Читать книгу Rethinking Prototyping - Группа авторов - Страница 95

The here described canopy is part of an ongoing project-based research that seeks to challenge structural typologies inherited from modernist practice and nineteenth century design procedures still prevalent in our built environment. In a series of projects we questioned structural system purity, which is often favoured by engineers for the sake of repetitive detailing and simple analysis, but neglects the architectural design approach and site-specific requirements. Our aim, in contrast, is to look forward and design both novel structural systems and the necessary computational tools and procedures (Bollinger et al., 2008).

System homogeneity is useful in vast structures with mono-functional infrastructural use and large spans (Billington, 1985). Migrating structural purity from the mono-functional into the complexity of architecture might, however, prohibit a dialogue between the load bearing and the space forming.
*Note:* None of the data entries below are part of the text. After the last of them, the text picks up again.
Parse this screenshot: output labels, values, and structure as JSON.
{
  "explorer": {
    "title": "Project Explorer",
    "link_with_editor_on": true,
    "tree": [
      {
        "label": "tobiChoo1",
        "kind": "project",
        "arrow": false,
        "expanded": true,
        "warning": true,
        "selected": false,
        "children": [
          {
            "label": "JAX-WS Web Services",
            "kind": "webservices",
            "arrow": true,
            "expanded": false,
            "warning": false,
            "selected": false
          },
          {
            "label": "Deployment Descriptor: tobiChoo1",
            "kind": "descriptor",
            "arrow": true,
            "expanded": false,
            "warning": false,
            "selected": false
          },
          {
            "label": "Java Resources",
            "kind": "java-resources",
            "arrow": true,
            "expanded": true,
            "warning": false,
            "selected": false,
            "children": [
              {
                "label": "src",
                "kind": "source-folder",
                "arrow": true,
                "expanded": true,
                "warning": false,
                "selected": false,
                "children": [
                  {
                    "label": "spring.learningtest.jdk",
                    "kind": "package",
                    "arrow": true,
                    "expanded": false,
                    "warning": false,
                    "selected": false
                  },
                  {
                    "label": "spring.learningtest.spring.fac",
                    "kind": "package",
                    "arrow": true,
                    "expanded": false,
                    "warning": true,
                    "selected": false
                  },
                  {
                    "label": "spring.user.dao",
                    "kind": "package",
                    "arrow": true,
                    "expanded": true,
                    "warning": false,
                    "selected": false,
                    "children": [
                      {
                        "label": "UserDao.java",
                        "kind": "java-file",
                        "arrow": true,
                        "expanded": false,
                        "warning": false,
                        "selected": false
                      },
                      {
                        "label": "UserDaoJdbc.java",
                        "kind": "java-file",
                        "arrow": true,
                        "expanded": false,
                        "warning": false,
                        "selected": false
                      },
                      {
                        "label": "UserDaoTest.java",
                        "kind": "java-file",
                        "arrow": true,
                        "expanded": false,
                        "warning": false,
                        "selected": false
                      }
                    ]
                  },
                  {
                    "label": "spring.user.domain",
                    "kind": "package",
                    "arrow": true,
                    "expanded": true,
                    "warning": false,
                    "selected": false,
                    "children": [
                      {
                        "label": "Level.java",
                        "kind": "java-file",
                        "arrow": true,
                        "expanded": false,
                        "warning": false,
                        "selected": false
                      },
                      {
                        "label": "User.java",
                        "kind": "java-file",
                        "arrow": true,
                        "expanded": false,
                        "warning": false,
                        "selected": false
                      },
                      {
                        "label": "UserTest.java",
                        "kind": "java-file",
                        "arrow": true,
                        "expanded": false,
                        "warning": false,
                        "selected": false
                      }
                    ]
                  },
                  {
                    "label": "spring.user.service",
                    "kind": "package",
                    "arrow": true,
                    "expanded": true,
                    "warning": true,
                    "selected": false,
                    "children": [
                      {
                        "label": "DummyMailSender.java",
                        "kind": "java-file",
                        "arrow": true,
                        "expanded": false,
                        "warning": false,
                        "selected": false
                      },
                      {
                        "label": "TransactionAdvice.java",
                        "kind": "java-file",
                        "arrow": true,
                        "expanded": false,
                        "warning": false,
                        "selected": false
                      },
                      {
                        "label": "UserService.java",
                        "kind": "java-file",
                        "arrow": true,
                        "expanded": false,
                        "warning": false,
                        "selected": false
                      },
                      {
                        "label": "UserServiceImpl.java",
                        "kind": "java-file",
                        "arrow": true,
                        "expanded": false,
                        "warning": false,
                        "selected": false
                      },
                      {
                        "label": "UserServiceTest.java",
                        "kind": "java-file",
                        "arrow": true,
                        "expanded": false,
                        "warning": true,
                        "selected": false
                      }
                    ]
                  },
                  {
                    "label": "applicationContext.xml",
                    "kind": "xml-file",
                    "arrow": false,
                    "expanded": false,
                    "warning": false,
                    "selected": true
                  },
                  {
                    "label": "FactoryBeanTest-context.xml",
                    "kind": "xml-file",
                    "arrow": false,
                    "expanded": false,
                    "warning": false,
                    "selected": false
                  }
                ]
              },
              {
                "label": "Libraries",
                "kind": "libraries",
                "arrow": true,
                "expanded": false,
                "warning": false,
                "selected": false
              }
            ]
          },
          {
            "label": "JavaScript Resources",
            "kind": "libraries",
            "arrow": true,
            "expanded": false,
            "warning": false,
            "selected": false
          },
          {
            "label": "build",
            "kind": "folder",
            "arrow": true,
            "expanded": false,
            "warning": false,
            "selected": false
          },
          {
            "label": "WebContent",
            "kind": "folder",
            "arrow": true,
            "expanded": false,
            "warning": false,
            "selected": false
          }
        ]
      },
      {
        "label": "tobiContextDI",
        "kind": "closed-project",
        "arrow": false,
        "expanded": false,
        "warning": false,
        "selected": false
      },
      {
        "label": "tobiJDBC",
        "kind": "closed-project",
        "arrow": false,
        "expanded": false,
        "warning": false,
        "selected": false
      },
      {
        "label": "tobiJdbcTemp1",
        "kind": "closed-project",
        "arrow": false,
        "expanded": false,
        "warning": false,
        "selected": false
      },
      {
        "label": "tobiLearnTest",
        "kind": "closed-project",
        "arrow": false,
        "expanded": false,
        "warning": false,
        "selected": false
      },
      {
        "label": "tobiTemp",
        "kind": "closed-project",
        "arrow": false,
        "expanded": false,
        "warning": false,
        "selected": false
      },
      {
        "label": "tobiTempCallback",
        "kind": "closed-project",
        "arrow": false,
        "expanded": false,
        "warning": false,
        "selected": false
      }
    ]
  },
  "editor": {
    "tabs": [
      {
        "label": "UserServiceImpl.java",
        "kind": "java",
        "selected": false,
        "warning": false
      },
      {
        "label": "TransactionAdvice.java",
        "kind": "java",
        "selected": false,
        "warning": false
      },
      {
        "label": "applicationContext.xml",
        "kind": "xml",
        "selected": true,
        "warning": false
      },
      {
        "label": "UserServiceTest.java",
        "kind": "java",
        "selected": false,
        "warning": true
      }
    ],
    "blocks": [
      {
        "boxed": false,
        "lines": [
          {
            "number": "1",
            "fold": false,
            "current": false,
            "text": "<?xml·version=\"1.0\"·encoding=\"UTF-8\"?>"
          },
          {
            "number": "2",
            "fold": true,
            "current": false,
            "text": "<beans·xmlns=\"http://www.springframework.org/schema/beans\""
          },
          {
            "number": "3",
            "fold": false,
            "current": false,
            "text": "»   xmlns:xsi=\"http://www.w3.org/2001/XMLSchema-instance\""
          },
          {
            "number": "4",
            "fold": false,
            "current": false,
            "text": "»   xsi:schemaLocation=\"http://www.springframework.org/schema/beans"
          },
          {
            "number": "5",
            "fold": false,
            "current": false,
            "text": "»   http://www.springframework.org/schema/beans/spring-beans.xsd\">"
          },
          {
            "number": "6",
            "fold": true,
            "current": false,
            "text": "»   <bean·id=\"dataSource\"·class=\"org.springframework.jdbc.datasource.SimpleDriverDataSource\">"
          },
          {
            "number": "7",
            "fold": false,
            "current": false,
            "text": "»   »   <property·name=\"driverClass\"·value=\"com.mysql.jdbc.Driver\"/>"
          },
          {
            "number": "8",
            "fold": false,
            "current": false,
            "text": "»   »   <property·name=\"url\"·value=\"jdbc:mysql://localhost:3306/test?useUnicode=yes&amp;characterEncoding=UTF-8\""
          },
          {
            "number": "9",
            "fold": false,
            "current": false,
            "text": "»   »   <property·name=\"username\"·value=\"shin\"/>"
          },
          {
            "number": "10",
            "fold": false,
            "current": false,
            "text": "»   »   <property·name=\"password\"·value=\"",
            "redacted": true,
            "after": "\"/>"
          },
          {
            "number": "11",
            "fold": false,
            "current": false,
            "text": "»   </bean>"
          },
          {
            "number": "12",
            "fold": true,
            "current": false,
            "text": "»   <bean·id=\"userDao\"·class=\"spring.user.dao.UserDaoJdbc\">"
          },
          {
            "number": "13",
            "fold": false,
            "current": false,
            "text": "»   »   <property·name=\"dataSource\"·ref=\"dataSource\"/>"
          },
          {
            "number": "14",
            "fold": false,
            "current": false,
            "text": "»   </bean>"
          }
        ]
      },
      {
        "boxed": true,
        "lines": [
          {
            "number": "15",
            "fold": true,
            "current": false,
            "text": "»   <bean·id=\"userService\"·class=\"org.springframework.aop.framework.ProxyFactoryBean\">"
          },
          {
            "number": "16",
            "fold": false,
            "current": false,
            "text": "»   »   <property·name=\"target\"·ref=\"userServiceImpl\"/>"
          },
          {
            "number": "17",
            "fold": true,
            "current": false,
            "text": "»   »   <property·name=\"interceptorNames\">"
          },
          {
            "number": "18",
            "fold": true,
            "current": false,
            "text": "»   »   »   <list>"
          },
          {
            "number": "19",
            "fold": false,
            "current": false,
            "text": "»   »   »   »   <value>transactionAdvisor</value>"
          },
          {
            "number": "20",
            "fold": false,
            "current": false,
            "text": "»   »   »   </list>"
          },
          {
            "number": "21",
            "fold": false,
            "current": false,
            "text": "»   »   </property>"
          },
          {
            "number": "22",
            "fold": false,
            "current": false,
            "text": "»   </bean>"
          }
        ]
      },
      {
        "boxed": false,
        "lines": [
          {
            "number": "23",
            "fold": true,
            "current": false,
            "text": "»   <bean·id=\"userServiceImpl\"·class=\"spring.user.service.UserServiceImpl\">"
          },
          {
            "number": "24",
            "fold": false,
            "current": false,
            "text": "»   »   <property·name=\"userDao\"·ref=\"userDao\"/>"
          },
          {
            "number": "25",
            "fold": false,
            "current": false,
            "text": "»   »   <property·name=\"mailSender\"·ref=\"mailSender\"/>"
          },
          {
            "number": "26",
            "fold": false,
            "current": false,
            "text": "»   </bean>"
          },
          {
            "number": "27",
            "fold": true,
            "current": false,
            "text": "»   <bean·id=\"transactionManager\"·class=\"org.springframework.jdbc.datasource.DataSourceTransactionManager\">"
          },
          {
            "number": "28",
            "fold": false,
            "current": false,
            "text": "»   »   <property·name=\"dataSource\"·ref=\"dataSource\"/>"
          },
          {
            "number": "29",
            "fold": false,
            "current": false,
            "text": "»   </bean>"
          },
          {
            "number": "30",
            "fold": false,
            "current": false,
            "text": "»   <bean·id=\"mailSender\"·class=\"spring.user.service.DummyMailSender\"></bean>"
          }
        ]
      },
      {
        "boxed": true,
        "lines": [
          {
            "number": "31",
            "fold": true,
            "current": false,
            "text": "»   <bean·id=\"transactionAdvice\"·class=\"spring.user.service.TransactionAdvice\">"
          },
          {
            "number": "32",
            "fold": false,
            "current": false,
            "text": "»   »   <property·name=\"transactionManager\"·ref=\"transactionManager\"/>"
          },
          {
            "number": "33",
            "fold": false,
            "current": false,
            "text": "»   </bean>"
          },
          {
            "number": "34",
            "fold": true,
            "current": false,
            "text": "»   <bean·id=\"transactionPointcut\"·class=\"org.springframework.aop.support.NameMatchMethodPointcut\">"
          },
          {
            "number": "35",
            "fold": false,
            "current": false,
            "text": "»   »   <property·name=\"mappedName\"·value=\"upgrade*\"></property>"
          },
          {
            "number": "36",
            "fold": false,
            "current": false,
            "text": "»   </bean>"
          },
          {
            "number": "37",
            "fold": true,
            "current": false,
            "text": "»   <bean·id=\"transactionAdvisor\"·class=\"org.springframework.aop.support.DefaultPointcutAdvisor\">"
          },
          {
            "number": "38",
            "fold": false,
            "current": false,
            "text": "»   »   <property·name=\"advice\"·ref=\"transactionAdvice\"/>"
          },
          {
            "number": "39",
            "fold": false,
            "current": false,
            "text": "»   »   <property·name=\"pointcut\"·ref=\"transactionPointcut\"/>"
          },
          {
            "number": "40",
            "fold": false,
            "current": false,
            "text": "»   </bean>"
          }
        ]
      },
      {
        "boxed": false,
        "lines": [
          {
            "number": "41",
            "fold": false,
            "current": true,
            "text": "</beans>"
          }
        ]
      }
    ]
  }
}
The canopy is one of several projects in which the purity of a structural typology went through a computationally driven evolution and alteration beyond structural optimisation. All projects have in common that their structure is not a superimposed preconceived typology but the result of a negotiation process balancing multiple criteria. The aim is to embrace further programmatic, formal and architectural considerations into the design of structures.

The history of projects is accompanied by the ongoing development of digital design tools. Available tools and procedures have a major impact on how we design. Bollinger + Grohmann Ingenieure constantly urges for close collaborations of architects and structural designers and therefore develops tools for seamless data flow between generation and analysis (Preisinger, 2012). It is the link between computationally generating structures as geometrical objects and their analysis and evaluation that requires permanent improvement. Once this connection is defined by the architects and the structural designers, computational power can be instrumentalised to not only represent but to generate variety and a multitude of possible solution (Bentley, 2002). In several projects (Fig. 1), we worked with structure generating algorithms that create vector-active systems with counter-intuitive placement of elements. The algorithm starts with many versions of systems made from stochastic distribution of structural members. They become the objects of analysis only after the generation and hence do not carry the burden of a preconceived typology.

Fig. 1 A series of projects (Top: Sphere Deutsche Bank, Pedestrain Bridge Reden, Sphere Deutsche Bank. Bottom: Music Pavilion Salzburg, Skyline Frankfurt) investigates novel arrangements of elements within vector-active structures. Based on computationally driven design processes structure emerges from an evolutionary process.

The process of analysis, evaluation, selection and feedback into a subsequent generative iteration becomes the driver of novel approaches beyond well-known systems. The evolutionary principle gradually migrated into the computational design tools of architects and engineers within recent years. The design process of the canopy shows the need for this development. The shortcomings identified during the development of the project pointed towards the need for an advanced tool development that finally lead to Karamba, a plug-in for Robert McNeels & Associates’ Grasshopper.